オートレースゲーム

Auto Race Game
基本解説
  • 【発売元】
    バンダイ
    Bandai
  • 【発売日】
    1977年10月
  • 【価格】
    5,600円

 1977年4月1日、米国マテル社の日本法人であるマテルジャパンとバンダイとの間で、商品の販売や開発に関する業務提携が成立した。それを受けてバンダイは、マテルが米国でリリースして人気を集め始めていた電子ゲーム機に目を向け、同じ年の10月末に2種類の商品の輸入販売を開始する。このときの2機種が、日本国内で最初に発売された電子ゲーム機だと思われる。

 2機種のうちのひとつ『オートレースゲーム』は、米国で1976年にリリースされた世界初の携帯型電子ゲーム機『オートレース』の輸入バージョン。本体とパッケージは米国版を流用し、パッケージに『オートレースゲーム』の紙帯を付けたうえで日本語版の取扱説明書を付属させている。

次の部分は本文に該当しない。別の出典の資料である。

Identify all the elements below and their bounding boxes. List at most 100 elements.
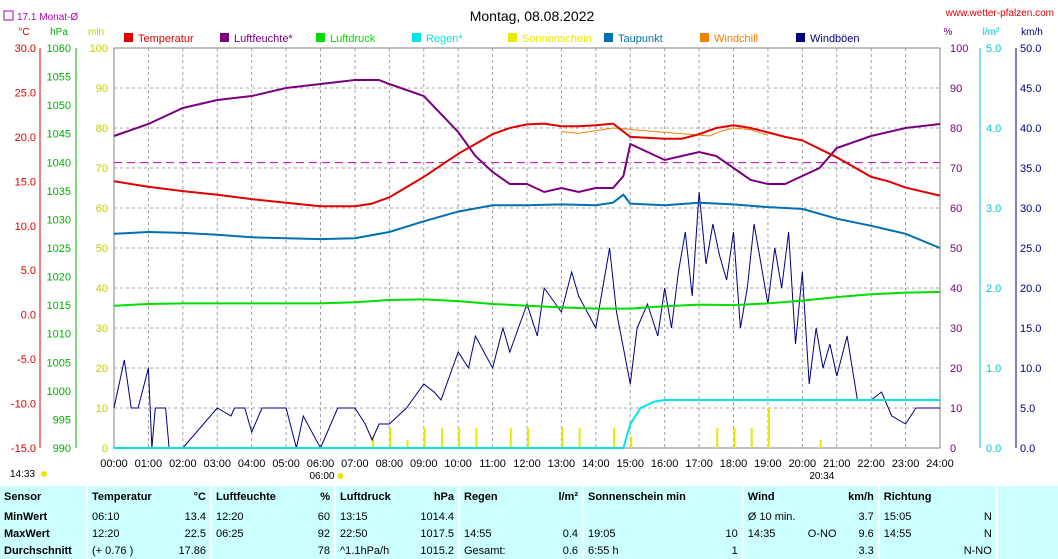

 しかしながら当時の雑誌類で確認するかぎり、バンダイが輸入販売した2機種は1977年の時点であまり注目されていなかった。翌1978年が日本の電子ゲーム機にとって夜明けの年で、バンダイは「エルピット」と「LSIポータブルゲーム」という自社製品のふたつのシリーズを立ち上げ、国内の電子ゲーム機市場を牽引していくようになる。なお、その頃には『オートレースゲーム』にスポットが当たることはなくなっていたが、『オートレース』は1979年にマテルジャパンから「ゲームシンジケート」シリーズのひとつとして商品化され、日本での復活を果たすのだった。

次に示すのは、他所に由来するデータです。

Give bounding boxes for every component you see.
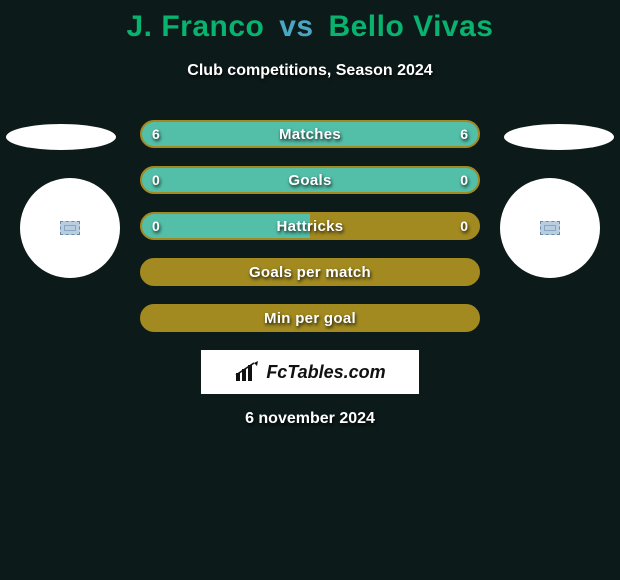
bars-logo-icon [234,361,260,383]
stat-row: 00Goals [140,166,480,194]
stat-label: Matches [142,122,478,146]
stat-row: 66Matches [140,120,480,148]
stat-label: Goals [142,168,478,192]
stat-row: 00Hattricks [140,212,480,240]
player2-badge [500,178,600,278]
image-placeholder-icon [60,221,80,235]
stat-label: Goals per match [142,260,478,284]
stat-row: Min per goal [140,304,480,332]
title-vs: vs [279,10,313,43]
stat-label: Hattricks [142,214,478,238]
subtitle: Club competitions, Season 2024 [0,62,620,80]
stat-label: Min per goal [142,306,478,330]
player2-name: Bello Vivas [328,10,493,43]
image-placeholder-icon [540,221,560,235]
comparison-bars: 66Matches 00Goals 00Hattricks Goals per mat… [140,120,480,332]
brand-box[interactable]: FcTables.com [201,350,419,394]
date-label: 6 november 2024 [0,410,620,428]
player1-name: J. Franco [127,10,265,43]
player1-badge [20,178,120,278]
stat-row: Goals per match [140,258,480,286]
brand-label: FcTables.com [266,362,385,383]
ellipse-left [6,124,116,150]
ellipse-right [504,124,614,150]
page-title: J. Franco vs Bello Vivas [0,0,620,44]
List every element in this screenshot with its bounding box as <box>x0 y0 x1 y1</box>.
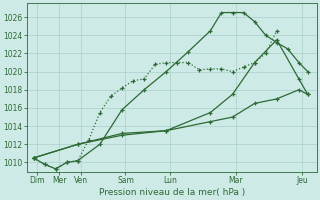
X-axis label: Pression niveau de la mer( hPa ): Pression niveau de la mer( hPa ) <box>99 188 245 197</box>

パッケージに付いた紙帯の側面には、バンダイとマテルのロゴが並ぶ。両社の業務提携を象徴するようなデザインだ。

取扱説明書でも機種名は『オートレースゲーム』で統一されている。ゲーム機であることをわかりやすくするために、末尾に「ゲーム」を加えたのだろう。

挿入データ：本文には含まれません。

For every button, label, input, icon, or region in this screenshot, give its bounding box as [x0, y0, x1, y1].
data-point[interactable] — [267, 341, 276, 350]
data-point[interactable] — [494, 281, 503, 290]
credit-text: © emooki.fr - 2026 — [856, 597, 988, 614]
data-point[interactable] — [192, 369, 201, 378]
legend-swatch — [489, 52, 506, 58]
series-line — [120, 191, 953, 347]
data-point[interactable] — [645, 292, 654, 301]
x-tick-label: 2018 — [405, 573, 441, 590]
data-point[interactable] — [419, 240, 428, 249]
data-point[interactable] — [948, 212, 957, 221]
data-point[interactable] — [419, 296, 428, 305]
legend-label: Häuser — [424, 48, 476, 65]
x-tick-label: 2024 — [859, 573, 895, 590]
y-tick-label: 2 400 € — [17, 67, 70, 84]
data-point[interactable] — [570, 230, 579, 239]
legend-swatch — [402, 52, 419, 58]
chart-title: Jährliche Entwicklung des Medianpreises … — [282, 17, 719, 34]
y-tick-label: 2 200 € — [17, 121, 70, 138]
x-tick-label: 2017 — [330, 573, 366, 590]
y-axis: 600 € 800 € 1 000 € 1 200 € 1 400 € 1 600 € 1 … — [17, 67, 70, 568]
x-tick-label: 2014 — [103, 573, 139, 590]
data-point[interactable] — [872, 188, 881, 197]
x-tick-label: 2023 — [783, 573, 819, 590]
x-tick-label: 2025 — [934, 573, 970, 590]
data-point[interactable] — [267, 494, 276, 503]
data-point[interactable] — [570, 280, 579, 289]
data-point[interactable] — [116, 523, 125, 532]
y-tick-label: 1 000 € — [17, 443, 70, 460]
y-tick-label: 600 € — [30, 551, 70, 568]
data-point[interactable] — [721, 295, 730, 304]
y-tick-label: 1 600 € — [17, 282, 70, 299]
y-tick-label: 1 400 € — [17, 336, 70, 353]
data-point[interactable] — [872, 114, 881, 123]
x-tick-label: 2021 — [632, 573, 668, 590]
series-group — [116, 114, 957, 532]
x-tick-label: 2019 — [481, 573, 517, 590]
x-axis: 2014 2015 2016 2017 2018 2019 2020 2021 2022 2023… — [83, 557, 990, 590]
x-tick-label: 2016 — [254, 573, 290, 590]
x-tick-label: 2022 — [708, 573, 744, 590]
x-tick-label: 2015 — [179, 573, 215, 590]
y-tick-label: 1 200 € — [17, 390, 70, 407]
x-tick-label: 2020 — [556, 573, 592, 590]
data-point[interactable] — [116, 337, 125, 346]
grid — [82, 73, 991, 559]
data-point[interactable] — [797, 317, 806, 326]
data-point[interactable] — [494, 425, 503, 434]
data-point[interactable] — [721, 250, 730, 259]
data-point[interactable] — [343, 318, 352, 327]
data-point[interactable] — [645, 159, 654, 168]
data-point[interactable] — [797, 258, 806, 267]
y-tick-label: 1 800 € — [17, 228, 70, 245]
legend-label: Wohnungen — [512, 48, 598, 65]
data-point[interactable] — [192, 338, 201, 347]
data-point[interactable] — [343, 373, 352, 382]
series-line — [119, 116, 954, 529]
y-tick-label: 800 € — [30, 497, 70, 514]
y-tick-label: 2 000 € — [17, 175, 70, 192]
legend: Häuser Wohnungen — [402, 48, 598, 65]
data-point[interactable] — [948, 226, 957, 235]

取扱説明書はバンダイ版(左)と米国版(右)でサイズが大きく違う。米国版のパッケージでは、取扱説明書がふたつに折りたたまれて収納されている。

1977年発売のバンダイ版『オートレースゲーム』(左)と、1979年発売のマテルジャパン版『オートレース』(右)。マテルジャパン版の「ゲームシンジケート」シリーズの帯はシールで、パッケージに貼り付けられている。

【CGWM TRIVIA】
輸入販売されたもうひとつの機種『ミサイルアタックゲーム』

 バンダイから『オートレースゲーム』と同時に発売された機種が『ミサイルアタックゲーム』(価格は同じ5,600円)。これは、マテルが米国で1977年にリリースした『ミサイルアタック』の輸入バージョンだ。『ミサイルアタック』は米国で短期間しか販売されず、すぐに『スペースアラート』という商品にリニューアルされてしまったエピソードを持つ機種。それが日本で輸入販売されたのは、バンダイとマテルジャパンの業務提携が結ばれたタイミングの妙と言えるかもしれない。なお、『ミサイルアタック』と『スペースアラート』については、別のページで解説する予定。

『ミサイルアタックゲーム』は、LEDを使ったスピーディなシューティングゲーム。コンピュータのミサイルを迎撃してシティを守るのが目的だ。